In many cases, amazing innovations start with a single question. When we started Salesforce, we asked, “Why can’t business software be as easy to use as Amazon.com?” And with that question, we completely disrupted enterprise software. We also asked, “Can you build a software company rooted in philanthropy?” From that question, the Salesforce Foundation and the 1–1–1 model of integrated philanthropy were born.

One of the questions I’ve been trying to answer recently is “How can we get more women into technology?”

Leadership truly sets the tone. Are we actively try to recruit, provide opportunities for and promote women? As a cofounder of Salesforce, I am committed to asking these questions and challenging myself to do better. Below are a few things we should all do to create more diverse, more successful teams:

Be transparent and facilitate an open dialogue.

Address unconscious bias.

Develop diverse tech talent early.

Engineering teams with people from different backgrounds, who have a variety skills and perspectives, will help you identify opportunities, anticipate and solve problems, and innovate faster than your competition. In fact, a 2012 study found that employees who felt included and believed diversity was supported at work were able to innovate more (an 83 percent increase), and team collaboration improved by 42 percent. You can bet sales went up as a result.

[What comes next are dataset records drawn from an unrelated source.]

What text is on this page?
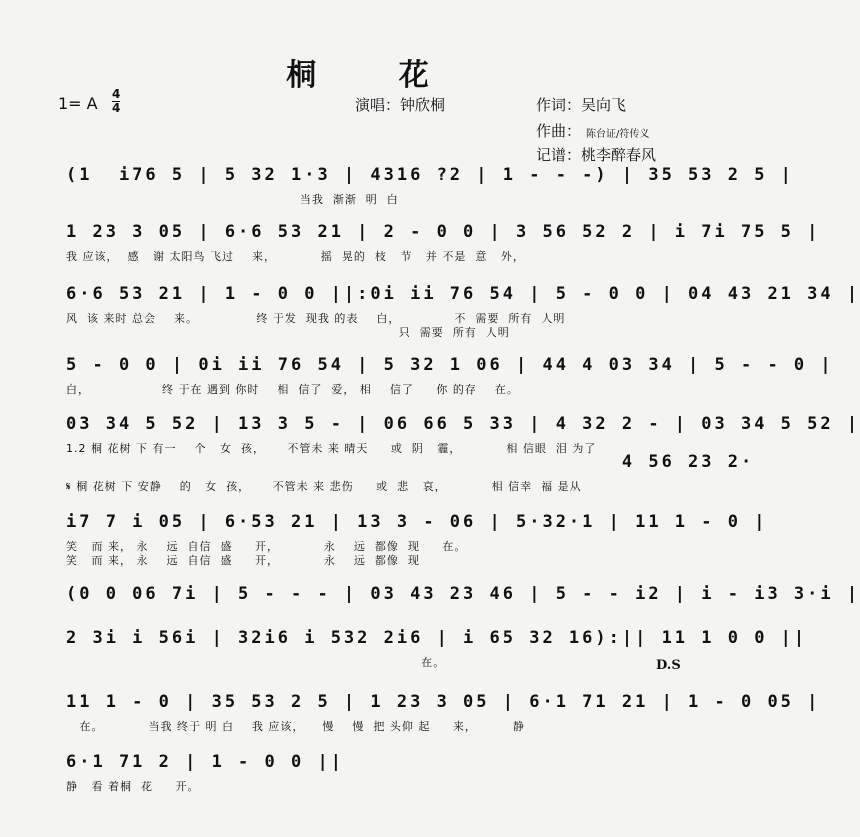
桐 花
1= A 4
4	演唱：钟欣桐	作词：吴向飞
作曲： 陈台证/符传义
记谱：桃李醉春风
(1  i76 5 | 5 32 1·3 | 4316 ?2 | 1 - - -) | 35 53 2 5 |
当我  渐渐  明  白
1 23 3 05 | 6·6 53 21 | 2 - 0 0 | 3 56 52 2 | i 7i 75 5 |
我 应该，  感   谢 太阳鸟 飞过    来，          摇  晃的  枝   节   并 不是  意   外，
6·6 53 21 | 1 - 0 0 ||:0i ii 76 54 | 5 - 0 0 | 04 43 21 34 |
风  该 来时 总会    来。             终 于发  现我 的表    白，            不  需要  所有  人明
只  需要  所有  人明
5 - 0 0 | 0i ii 76 54 | 5 32 1 06 | 44 4 03 34 | 5 - - 0 |
白，                终 于在 遇到 你时    相  信了  爱， 相    信了     你 的存    在。
03 34 5 52 | 13 3 5 - | 06 66 5 33 | 4 32 2 - | 03 34 5 52 |
1.2 桐 花树 下 有一    个   女  孩，     不管未 来 晴天     或  阴   霾，          相 信眼  泪 为了
4 56 23 2·
𝄋 桐 花树 下 安静    的   女  孩，     不管未 来 悲伤     或  悲   哀，          相 信幸  福 是从
i7 7 i 05 | 6·53 21 | 13 3 - 06 | 5·32·1 | 11 1 - 0 |
笑   而 来， 永    远  自信  盛     开，          永    远  都像  现     在。
笑   而 来， 永    远  自信  盛     开，          永    远  都像  现
(0 0 06 7i | 5 - - - | 03 43 23 46 | 5 - - i2 | i - i3 3·i |
2 3i i 56i | 32i6 i 532 2i6 | i 65 32 16):|| 11 1 0 0 ||
在。
11 1 - 0 | 35 53 2 5 | 1 23 3 05 | 6·1 71 21 | 1 - 0 05 |
在。          当我 终于 明 白    我 应该，    慢    慢  把 头仰 起     来，        静
6·1 71 2 | 1 - 0 0 ||
静   看 着桐  花     开。
D.S
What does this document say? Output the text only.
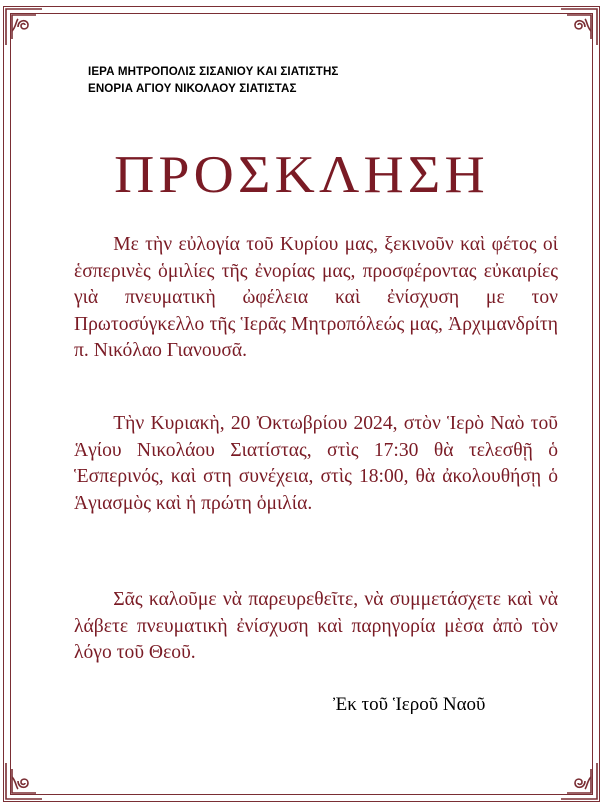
ΙΕΡΑ ΜΗΤΡΟΠΟΛΙΣ ΣΙΣΑΝΙΟΥ ΚΑΙ ΣΙΑΤΙΣΤΗΣ
ΕΝΟΡΙΑ ΑΓΙΟΥ ΝΙΚΟΛΑΟΥ ΣΙΑΤΙΣΤΑΣ
ΠΡΟΣΚΛΗΣΗ

  Με τὴν εὐλογία τοῦ Κυρίου μας, ξεκινοῦν καὶ φέτος οἱ ἑσπερινὲς ὁμιλίες τῆς ἐνορίας μας, προσφέροντας εὐκαιρίες γιὰ πνευματικὴ ὠφέλεια καὶ ἐνίσχυση με τον Πρωτοσύγκελλο τῆς Ἱερᾶς Μητροπόλεώς μας, Ἀρχιμανδρίτη π. Νικόλαο Γιανουσᾶ.

  Τὴν Κυριακὴ, 20 Ὀκτωβρίου 2024, στὸν Ἱερὸ Ναὸ τοῦ Ἁγίου Νικολάου Σιατίστας, στὶς 17:30 θὰ τελεσθῇ ὁ Ἑσπερινός, καὶ στη συνέχεια, στὶς 18:00, θὰ ἀκολουθήσῃ ὁ Ἁγιασμὸς καὶ ἡ πρώτη ὁμιλία.

  Σᾶς καλοῦμε νὰ παρευρεθεῖτε, νὰ συμμετάσχετε καὶ νὰ λάβετε πνευματικὴ ἐνίσχυση καὶ παρηγορία μὲσα ἀπὸ τὸν λόγο τοῦ Θεοῦ.

Ἐκ τοῦ Ἱεροῦ Ναοῦ
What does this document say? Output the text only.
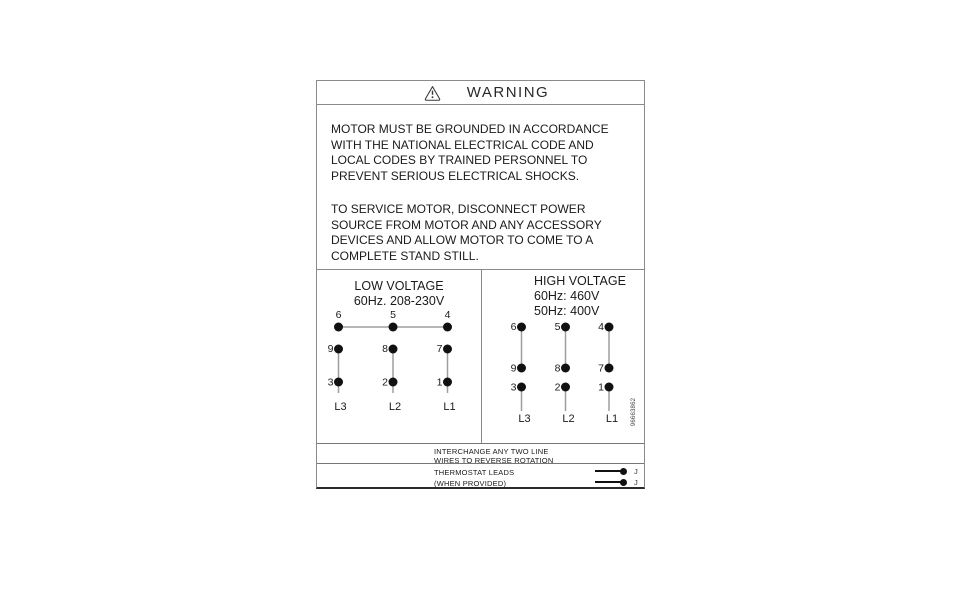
WARNING
MOTOR MUST BE GROUNDED IN ACCORDANCE
WITH THE NATIONAL ELECTRICAL CODE AND
LOCAL CODES BY TRAINED PERSONNEL TO
PREVENT SERIOUS ELECTRICAL SHOCKS.
TO SERVICE MOTOR, DISCONNECT POWER
SOURCE FROM MOTOR AND ANY ACCESSORY
DEVICES AND ALLOW MOTOR TO COME TO A
COMPLETE STAND STILL.
6
9
3
L3
5
8
2
L2
4
7
1
L1
LOW VOLTAGE
60Hz. 208-230V
6
9
3
L3
5
8
2
L2
4
7
1
L1
HIGH VOLTAGE
60Hz: 460V
50Hz: 400V
96663862
INTERCHANGE ANY TWO LINE
WIRES TO REVERSE ROTATION
THERMOSTAT LEADS
(WHEN PROVIDED)
J
J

At Salesforce, we believe for a company to do well financially, we must do good. And creating a culture that appreciates diversity is a big part of it. It’s a challenging task — one that starts with our children’s educational system, requires mentorship and fostering of talent along the way, and ultimately leads to a truly representative workforce. It won’t be easy, but we can make an impact with every question we ask and every conversation we have.